Seventy units of newly built residential properties were sold during the eight days from Feb 1 to Feb 8, a nosedive of 96.2 percent compared with that period in 2010, according to Century 21 China Real Estate data, a US-headquartered property service provider.
Apartment buildings in Shanghai. Analysts say investors might tap into commercial properties to evade the higher cost of the residential realty market. [Photo/Bloomberg]
Fifty-three percent of the 70 units were between 90 square meters (sq m) and 140 sq m, 27 percent were smaller than 90 sq m, and the remaining 20 percent larger than 140 sq m.
"This is in a sharp contrast from one month ago, when larger apartments were more preferred," said Luo Yinshen, a researcher at the Century 21 China Real Estate in Shanghai. "This indicates the property tax has influenced home buyers' decision," Luo added.
"Our stores located near high-end communities such as Lianyang of Pudong New Area and Gubei of Changning district didn't have any customers during the week-long holiday," Luo said.
"The business slump resulted partly from the holiday effect, but the rush in late January to sign deals ahead of the newly levied property tax also helped," said Lu Qilin, deputy director of Uwin Real Estate Research Center.

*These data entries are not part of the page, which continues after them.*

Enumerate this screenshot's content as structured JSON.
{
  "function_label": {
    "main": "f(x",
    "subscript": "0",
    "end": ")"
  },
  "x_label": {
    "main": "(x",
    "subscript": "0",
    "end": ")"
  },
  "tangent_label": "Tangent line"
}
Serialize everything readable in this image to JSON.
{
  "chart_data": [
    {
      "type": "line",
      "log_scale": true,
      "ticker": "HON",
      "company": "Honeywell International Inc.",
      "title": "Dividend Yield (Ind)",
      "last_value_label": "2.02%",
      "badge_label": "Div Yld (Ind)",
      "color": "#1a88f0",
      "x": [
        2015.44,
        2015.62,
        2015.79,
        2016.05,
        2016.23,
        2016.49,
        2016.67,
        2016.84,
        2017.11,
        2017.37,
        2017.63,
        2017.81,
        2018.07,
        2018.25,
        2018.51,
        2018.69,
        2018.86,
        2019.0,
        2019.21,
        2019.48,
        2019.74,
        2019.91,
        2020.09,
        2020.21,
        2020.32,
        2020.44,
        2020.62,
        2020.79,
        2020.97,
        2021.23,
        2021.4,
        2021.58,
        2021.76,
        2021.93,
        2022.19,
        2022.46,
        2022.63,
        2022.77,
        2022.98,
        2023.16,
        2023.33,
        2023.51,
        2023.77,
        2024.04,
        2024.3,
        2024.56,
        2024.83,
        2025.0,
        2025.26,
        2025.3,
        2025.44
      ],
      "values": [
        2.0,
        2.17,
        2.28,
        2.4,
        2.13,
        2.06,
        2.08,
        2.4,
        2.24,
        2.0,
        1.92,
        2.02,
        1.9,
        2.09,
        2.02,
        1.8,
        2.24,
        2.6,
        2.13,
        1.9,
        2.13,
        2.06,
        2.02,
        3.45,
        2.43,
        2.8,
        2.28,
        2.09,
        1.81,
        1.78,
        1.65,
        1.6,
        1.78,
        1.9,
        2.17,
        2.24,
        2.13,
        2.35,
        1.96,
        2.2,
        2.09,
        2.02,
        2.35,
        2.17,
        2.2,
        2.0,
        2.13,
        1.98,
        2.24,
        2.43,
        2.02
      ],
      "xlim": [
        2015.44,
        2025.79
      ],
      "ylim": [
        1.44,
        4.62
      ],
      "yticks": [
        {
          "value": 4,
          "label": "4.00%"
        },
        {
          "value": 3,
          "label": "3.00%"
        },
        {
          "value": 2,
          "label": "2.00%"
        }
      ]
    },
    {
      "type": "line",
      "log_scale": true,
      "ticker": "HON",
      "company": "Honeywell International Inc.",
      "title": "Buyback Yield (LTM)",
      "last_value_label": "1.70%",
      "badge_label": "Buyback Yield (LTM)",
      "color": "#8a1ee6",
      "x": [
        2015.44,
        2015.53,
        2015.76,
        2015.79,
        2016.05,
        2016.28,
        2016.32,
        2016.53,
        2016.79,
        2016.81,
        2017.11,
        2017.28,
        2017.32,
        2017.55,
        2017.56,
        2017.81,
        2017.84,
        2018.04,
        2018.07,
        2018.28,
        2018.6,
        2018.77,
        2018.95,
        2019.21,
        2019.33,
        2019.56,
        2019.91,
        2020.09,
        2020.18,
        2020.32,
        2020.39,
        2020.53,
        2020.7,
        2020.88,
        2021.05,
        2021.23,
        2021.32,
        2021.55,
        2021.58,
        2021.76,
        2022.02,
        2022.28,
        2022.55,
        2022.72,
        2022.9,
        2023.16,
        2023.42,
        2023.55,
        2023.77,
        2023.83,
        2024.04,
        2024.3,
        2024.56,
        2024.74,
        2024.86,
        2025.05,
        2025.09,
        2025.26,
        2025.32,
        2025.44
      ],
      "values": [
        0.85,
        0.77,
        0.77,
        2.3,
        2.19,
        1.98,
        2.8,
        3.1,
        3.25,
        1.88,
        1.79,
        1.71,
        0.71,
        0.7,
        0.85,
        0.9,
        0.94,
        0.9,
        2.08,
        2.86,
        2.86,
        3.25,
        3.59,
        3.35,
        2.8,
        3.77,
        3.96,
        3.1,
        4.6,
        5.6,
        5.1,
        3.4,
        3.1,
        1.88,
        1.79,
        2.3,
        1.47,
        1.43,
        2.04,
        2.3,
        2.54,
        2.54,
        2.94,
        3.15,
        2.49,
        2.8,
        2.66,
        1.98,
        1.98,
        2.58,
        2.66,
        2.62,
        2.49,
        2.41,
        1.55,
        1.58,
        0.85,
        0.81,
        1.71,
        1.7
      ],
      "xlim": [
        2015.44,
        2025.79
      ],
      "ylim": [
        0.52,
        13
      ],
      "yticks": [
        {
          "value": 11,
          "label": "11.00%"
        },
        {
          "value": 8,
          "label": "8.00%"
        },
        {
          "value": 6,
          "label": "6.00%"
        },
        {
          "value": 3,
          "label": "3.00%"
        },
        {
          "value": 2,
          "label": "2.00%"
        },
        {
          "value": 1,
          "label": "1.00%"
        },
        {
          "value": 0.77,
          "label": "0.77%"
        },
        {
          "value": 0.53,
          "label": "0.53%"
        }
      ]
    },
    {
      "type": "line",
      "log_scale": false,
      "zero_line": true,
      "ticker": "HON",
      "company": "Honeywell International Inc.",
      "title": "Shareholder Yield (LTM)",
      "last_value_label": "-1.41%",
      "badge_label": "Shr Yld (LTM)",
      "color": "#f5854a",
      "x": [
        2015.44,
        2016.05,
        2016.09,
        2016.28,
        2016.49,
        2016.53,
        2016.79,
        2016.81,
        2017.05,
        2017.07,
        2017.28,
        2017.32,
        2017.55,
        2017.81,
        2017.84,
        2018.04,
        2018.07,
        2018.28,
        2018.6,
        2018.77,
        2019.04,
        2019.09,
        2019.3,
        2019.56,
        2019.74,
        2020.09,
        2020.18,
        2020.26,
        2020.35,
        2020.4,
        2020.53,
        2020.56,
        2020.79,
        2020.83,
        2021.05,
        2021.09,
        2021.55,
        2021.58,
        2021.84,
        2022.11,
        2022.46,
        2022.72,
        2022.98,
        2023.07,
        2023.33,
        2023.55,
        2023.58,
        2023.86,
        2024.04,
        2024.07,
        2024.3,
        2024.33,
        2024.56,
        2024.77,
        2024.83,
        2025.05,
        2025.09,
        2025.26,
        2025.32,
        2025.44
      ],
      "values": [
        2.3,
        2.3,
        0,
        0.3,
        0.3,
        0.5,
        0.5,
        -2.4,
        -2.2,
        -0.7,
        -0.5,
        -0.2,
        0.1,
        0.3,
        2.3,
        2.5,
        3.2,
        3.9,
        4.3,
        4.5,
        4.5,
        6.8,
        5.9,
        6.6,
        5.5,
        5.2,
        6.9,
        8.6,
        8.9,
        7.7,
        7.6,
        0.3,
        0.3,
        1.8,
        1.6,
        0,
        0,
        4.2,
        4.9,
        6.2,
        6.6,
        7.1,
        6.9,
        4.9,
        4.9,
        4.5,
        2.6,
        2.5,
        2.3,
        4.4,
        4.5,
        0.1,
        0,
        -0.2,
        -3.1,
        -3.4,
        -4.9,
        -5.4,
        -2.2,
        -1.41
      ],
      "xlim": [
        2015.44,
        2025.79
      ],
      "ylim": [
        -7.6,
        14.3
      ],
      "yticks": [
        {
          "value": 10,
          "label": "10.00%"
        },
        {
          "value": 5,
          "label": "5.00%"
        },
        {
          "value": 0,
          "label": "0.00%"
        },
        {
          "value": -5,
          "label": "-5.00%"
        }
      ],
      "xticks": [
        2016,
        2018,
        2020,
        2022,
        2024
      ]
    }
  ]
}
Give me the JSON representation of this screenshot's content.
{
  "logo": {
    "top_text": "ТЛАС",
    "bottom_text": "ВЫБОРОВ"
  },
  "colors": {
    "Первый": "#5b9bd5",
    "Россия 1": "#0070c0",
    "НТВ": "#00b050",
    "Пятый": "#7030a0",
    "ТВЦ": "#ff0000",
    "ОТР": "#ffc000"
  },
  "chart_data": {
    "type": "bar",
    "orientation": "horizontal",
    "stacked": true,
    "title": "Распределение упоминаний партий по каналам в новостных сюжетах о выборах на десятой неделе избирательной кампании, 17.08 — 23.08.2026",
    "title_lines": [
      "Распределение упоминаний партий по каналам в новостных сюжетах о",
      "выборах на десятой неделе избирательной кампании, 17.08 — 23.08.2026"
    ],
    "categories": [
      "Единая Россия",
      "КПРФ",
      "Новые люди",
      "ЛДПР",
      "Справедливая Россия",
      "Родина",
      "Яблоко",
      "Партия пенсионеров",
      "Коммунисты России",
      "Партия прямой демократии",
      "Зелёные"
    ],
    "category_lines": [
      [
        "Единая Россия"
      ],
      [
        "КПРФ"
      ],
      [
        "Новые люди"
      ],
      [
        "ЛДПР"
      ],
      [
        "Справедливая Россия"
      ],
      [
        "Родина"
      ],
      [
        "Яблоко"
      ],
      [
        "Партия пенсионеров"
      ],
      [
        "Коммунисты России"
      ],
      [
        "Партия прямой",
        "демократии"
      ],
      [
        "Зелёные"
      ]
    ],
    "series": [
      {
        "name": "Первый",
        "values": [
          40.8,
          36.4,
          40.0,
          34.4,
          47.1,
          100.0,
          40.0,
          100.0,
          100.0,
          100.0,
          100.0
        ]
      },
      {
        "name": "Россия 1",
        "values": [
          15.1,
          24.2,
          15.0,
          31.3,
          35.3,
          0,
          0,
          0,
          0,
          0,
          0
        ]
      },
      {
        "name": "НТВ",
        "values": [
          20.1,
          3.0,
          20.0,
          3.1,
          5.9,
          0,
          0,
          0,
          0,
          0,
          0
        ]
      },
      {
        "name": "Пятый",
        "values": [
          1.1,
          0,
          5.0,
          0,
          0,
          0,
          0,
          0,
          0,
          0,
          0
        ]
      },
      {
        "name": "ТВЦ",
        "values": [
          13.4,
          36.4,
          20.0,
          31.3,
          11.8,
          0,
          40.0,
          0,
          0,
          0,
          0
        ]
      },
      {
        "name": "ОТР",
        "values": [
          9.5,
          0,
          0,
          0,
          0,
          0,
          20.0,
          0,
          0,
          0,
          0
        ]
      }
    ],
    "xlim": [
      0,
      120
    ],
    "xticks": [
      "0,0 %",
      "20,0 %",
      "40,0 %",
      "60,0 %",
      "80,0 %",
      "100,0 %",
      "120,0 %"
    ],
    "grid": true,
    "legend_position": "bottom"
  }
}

According to Lu, the property tax's reining in of the city's housing speculation was reinforced by the central government's new housing regulation released a day before, and investors would think twice when facing the higher cost of buying a house in Shanghai.
On Jan 26, the State Council released tightening measures to cool down the nation's housing market, including increasing the down payment on second homes to 60 percent of the full price from previous 50 percent.
Despite those measures, 60 percent of 186 families with an annual income above 500,000 yuan ($75,857) still favor investing in housing, an online survey conducted by Beijing Youth Daily showed.
"To cope with the increasing threat of inflation, commercial properties are the next hot item," said Liu Tianbiao, a businessman in Zhejiang. Liu wanted to try his luck in commercial properties.
He noted that commercial properties require a 50 percent down payment, instead of the 60 percent for second homes, and that there are no limits on buying more.
On Tuesday, China's central bank raised the interest rate for the third time since October, lifting its benchmark one-year deposit rate by 0.25 percentage point to 3 percent, and its one-year lending rate by a similar amount, to 6.06 percent, a further move to tame inflation and rein in the residential property market.